Backed by a $400,000 grant, assistant professor Cheryl Dennison, CRNP, PhD, hopes to bridge the gap between scientific research and clinical practice by developing an interactive online system to help nurses and physicians adhere more closely to national guidelines for treating patients with heart failure. The three-year project is funded by the NIH National Institute of Nursing Research.
“While these guidelines exist, it doesn’t mean that all providers are knowledgeable of and confident in applying the guidelines,” says Dennison, whose prior research has focused on treating hypertension in a community setting and understanding barriers to guideline implementation in a hospital setting. And sometimes part of the problem is a lack of communication among nurses, physicians, and other health care team members. “One goal of the system is to get everyone on the same page, and it may help in clarifying some roles,” she says.

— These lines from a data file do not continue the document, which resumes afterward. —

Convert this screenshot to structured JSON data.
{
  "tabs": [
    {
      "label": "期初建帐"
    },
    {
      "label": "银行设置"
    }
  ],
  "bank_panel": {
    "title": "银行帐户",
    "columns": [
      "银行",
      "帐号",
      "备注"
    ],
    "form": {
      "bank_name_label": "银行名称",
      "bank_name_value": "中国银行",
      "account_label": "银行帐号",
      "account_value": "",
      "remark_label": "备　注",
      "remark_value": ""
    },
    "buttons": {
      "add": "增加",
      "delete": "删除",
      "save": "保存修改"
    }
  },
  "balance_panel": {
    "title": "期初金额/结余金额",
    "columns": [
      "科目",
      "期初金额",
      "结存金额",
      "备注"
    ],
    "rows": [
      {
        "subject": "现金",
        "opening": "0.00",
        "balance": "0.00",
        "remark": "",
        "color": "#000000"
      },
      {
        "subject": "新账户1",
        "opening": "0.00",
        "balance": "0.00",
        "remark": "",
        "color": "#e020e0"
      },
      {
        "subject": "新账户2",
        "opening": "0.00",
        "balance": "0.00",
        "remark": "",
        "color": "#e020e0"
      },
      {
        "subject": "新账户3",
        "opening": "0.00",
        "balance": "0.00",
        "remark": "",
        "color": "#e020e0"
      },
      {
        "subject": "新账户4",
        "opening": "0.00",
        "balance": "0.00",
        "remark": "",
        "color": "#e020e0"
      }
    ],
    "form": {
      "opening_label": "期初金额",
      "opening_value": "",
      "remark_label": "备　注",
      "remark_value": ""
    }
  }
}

While Dennison is just beginning to develop the online system, she envisions that it will be linked to patient data (such as lab values and medications). Based on this clinical information, the system will issue “alerts” to nurses and physicians with recommended treatment options.
If a patient has a four-pound weight gain in 24 hours, for example, the system may prompt the provider to consider adjusting the diuretic dose.

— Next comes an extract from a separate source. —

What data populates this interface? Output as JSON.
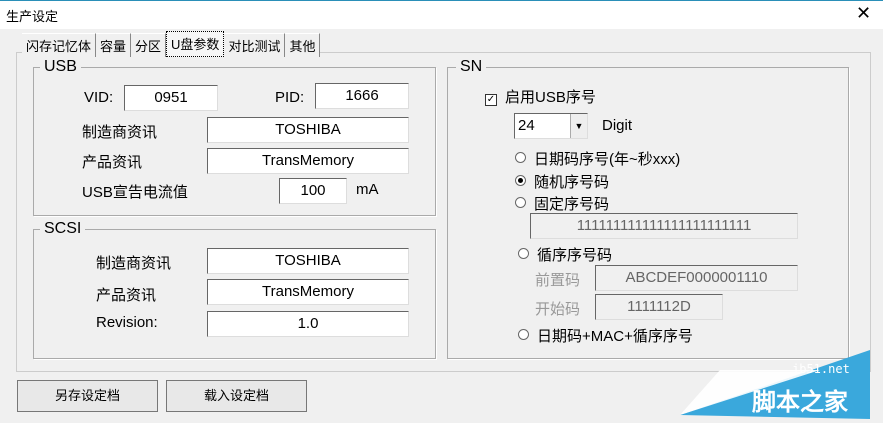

Another possible system feature: a disease-specific “checklist” of diagnostic tests and interventions, based on the guidelines for heart failure care. “The goal of the system is to provide the relevant information at the point of care, at their fingertips,” Dennison explains, “so the nurses and physicians are thinking about the appropriate therapy.”
The system may also help ensure that patients receive the appropriate discharge instructions (including sodium restrictions and weight monitoring). “Often, nurses are caring for a large number of very complex patients, so it can be difficult to find the time to identify and provide the appropriate education,” Dennison says.
She stresses that the system is not a substitute for the informed judgment of a nurse or physician. “Providers [may] choose to accept or not accept the guidance, depending on the individual patient’s needs,” she says.
Dennison also hopes that the system can help identify heart failure patients earlier in the hospital admission process. Sometimes there are delays in recognizing the underlying condition if a patient is admitted for another reason, or with a non-specific diagnosis.
Dennison’s research project calls for the development and testing of the online system over the next two and a half years. She expects that it will be part of a pilot study on two adult inpatient units at Johns Hopkins Hospital. Following testing, she will compare provider adherence to treatment guidelines on the units with the system to provider performance on units without it.
The research study comes at a time when Medicare, insurance companies, and patients are exerting increasing pressure on hospitals to document performance and quality of care. “That’s why this kind of solution has great potential,” Dennison says. “If this system is demonstrated to be effective, it can also be applied to other chronic disease conditions.”